The overall image of Sugden emerging from these essays is one of almost relentless cheerfulness. Was there a darker side to the man? His first wife, Mary, a nervous and vulnerable woman, was conscious of his ‘queer and wild’ mood swings and was made aware of her shortcomings; his great-grandson Ken Foster concludes that while Sugden was ‘kind and considerate in great things, it was not always evident in small things’. Sugden’s capable second wife, Ruth, was not, it seems, so intimidated, and could hold her own with him.
The problem with a collection such as this, apart from the inevitable repetitions, is that any critique or evaluation is fleeting or intermittent. Margaret Pawsey convincingly shows that although Sugden supported the higher education of women, they had only a token presence at Queen’s. Indeed, women could not dine in Hall until the 1960s.

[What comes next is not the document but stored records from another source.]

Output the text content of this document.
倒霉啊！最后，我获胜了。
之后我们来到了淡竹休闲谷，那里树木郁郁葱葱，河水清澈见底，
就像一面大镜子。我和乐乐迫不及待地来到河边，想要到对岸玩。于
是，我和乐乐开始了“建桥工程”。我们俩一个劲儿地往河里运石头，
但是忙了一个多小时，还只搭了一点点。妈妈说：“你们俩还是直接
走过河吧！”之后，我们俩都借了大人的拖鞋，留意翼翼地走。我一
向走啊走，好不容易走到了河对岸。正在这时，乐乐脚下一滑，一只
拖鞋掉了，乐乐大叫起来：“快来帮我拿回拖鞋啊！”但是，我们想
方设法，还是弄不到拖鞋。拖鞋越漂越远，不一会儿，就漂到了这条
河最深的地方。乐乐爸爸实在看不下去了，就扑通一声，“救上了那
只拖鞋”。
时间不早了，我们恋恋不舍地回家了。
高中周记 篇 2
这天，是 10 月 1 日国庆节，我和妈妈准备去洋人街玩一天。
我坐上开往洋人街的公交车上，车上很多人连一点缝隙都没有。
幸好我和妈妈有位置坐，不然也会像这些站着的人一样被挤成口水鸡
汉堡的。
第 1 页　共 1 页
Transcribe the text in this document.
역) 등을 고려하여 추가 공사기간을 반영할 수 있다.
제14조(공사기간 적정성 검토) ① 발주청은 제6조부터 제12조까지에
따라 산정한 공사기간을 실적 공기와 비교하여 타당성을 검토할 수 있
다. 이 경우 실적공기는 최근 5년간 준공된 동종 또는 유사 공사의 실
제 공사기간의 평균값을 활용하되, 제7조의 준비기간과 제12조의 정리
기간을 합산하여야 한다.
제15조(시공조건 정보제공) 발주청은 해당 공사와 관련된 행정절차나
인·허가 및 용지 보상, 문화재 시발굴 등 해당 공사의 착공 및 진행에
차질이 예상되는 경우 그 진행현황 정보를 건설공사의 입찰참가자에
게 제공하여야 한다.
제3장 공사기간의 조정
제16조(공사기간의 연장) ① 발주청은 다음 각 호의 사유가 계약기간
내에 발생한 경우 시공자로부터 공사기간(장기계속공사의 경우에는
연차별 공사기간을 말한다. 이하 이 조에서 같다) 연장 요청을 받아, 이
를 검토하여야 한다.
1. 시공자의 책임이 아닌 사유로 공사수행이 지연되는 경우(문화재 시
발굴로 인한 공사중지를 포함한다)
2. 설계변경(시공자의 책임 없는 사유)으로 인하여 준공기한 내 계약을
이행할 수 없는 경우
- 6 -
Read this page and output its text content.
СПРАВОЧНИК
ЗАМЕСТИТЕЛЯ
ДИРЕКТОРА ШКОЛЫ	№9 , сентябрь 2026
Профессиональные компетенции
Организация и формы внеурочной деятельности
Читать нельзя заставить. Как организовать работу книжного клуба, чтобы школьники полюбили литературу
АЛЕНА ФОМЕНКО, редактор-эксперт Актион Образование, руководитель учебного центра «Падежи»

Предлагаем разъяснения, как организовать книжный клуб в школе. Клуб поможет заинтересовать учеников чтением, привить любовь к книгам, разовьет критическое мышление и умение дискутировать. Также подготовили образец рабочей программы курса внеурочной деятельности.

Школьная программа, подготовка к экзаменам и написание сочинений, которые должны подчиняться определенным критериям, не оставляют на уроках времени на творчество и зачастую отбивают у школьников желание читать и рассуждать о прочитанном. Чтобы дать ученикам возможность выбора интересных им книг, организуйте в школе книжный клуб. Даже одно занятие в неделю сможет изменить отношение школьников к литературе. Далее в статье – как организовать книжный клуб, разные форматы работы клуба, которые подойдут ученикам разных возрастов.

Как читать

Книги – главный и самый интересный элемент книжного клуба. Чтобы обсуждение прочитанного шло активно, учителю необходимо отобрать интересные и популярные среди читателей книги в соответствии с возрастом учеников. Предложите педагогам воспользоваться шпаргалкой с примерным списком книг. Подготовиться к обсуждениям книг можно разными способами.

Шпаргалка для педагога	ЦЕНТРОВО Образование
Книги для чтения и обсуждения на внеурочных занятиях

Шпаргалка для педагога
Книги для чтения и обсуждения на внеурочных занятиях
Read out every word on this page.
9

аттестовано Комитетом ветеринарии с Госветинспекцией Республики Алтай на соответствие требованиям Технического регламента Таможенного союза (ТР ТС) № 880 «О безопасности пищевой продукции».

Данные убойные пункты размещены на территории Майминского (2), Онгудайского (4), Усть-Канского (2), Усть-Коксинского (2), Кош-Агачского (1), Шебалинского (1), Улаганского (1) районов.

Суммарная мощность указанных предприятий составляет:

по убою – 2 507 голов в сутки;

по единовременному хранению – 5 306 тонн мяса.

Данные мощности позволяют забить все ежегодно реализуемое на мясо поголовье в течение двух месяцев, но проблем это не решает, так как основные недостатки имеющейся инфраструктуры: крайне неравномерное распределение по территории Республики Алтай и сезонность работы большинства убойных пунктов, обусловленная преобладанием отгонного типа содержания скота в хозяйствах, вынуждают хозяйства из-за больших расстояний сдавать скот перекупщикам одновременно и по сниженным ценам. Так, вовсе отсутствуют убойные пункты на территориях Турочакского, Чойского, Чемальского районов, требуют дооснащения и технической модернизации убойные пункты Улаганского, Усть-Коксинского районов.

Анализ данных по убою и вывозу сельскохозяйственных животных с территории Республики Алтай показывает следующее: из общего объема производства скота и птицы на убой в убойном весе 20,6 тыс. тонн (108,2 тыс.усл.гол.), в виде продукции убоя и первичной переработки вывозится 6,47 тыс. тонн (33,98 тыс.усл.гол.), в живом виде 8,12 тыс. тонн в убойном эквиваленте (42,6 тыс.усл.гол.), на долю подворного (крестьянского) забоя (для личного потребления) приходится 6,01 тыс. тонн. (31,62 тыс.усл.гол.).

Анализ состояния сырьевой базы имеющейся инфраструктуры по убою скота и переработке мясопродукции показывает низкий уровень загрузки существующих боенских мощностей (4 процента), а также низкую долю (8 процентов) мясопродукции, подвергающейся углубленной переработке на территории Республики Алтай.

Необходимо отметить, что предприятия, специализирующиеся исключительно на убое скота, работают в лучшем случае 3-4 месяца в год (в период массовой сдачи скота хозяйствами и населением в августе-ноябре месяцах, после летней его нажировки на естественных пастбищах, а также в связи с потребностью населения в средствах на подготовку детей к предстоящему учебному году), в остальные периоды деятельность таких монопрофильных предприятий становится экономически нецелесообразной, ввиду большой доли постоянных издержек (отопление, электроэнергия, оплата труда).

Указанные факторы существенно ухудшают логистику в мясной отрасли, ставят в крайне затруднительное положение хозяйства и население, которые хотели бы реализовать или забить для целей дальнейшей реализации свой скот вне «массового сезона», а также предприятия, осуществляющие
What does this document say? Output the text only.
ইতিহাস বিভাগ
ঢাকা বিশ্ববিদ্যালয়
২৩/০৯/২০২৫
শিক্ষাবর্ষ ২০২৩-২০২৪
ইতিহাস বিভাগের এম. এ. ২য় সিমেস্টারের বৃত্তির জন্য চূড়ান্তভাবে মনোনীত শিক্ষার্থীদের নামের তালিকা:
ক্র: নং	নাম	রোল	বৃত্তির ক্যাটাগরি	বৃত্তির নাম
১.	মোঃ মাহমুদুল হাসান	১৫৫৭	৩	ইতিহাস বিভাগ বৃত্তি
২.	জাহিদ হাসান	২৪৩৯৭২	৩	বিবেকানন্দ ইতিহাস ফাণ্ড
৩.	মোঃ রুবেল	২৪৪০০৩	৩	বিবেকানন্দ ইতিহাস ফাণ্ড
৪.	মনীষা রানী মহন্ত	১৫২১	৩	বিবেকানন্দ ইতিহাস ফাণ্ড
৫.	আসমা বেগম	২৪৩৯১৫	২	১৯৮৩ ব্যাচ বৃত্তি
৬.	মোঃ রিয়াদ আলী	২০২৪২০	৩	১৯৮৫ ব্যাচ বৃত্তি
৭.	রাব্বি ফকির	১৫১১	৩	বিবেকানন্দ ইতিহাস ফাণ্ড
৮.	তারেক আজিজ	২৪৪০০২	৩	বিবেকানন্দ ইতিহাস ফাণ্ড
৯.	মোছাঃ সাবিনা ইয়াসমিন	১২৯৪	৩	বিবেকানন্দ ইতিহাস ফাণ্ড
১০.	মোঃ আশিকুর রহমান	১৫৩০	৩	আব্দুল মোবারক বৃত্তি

The Howes, while celebrating Sugden as ‘an exemplar of Methodism at its best’, concede that he was ‘an Edwardian optimist who failed to absorb the significance of the political and economic changes in the post-war world or anticipate the terrible contradictions which were present in science’. This calls for more elucidation.
Renate Howe bills this book as ‘a collective biography’. But of course the necessarily thematic nature of these essays means that there is only a fitful sense of a life unfolding. The last chapter, by the present master, David Runia, on ‘the lasting legacy’, may seem an appropriate conclusion, but is inevitably concerned with the college rather than with the larger context of Sugden’s life and achievement. I feel, too, that the introduction should have at least acknowledged the memoir by his daughter, Mary Florence Sugden (1941), which, while uncritical, has a charm of its own.
In the absence of a biography this collection is nevertheless welcome, but could not some college money have been found to improve its production values? While there are eight pages of colour plates of the chapel’s stained glass windows, the reproduction of the photographs is, with few exceptions, deplorable. Indeed, for some decent pictures one must go back to Mary Florence’s memoir.